A Data Science Central Community
This Online X course will survey state-of-the-art topics in Big Data, looking at data collection (smartphones, sensors, the Web), data storage and processing (scalable relational databases, Hadoop, Spark, etc.), extracting structured data from unstructured data, systems issues (exploiting multicore, security), analytics (machine learning, data compression, efficient algorithms), visualization, and a range of applications. Each module will introduce broad concepts as well as provide the most recent developments in research.
The course will be taught by a team of world experts in each of these areas from the MIT Computer Science and Artificial Intelligence Laboratory (CSAIL).
With backgrounds in data, programming finance, multicore technology, database systems, robotics, transportation, hardware, and operating systems, each MIT Tackling the Challenges of Big Data professor brings their own unique experience and expertise to the course.
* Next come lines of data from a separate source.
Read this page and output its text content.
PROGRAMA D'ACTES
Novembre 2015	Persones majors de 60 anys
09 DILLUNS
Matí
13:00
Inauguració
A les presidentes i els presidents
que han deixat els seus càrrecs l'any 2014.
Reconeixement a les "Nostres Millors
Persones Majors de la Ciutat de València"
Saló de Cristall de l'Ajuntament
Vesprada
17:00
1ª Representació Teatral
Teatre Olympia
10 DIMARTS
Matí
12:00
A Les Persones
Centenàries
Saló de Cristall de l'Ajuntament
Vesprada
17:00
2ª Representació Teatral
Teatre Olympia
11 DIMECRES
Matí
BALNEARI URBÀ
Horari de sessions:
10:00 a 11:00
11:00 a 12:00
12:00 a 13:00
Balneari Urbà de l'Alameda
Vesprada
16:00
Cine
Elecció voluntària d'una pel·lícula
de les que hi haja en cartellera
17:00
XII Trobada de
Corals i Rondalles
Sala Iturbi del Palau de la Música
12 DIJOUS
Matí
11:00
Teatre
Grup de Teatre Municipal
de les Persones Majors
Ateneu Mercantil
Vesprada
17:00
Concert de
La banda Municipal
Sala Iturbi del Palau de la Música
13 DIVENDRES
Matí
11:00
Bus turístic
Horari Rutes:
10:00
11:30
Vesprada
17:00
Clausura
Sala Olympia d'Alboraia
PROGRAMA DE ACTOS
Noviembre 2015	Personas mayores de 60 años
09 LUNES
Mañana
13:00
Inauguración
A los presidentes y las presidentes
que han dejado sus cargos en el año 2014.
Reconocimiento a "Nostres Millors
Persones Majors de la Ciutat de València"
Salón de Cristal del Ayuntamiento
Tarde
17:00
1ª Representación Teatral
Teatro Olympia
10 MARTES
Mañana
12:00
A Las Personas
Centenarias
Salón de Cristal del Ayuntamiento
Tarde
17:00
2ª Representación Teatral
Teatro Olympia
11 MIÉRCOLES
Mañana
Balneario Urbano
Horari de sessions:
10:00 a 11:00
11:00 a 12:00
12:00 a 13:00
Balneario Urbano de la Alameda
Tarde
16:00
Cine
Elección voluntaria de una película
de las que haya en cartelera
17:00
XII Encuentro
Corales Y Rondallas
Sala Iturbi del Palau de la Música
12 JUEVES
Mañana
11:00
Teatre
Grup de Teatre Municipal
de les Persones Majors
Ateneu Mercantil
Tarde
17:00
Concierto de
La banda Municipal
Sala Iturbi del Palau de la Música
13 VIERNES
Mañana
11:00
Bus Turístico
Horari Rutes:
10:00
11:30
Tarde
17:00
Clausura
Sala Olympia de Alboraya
Module One: Introduction and Use Cases
The introductory module aims to give a broad survey of Big Data challenges and opportunities and highlights applications as case studies.
Module Two: Big Data Collection
The data capture module surveys approaches to data collection, cleaning, and integration.
Module Three: Big Data Storage
The module on Big Data storage describes modern approaches to databases and computing platforms.
Module Four: Big Data Systems
The systems module discusses solutions to creating and deploying working Big Data systems and applications.
Module Five: Big Data Analytics
The analytics module covers state-of-the-art algorithms for very large data sets and streaming computation.
Prerequisite(s): This course is designed to be suitable for anyone with a bachelor’s level education in computer science. It is not free.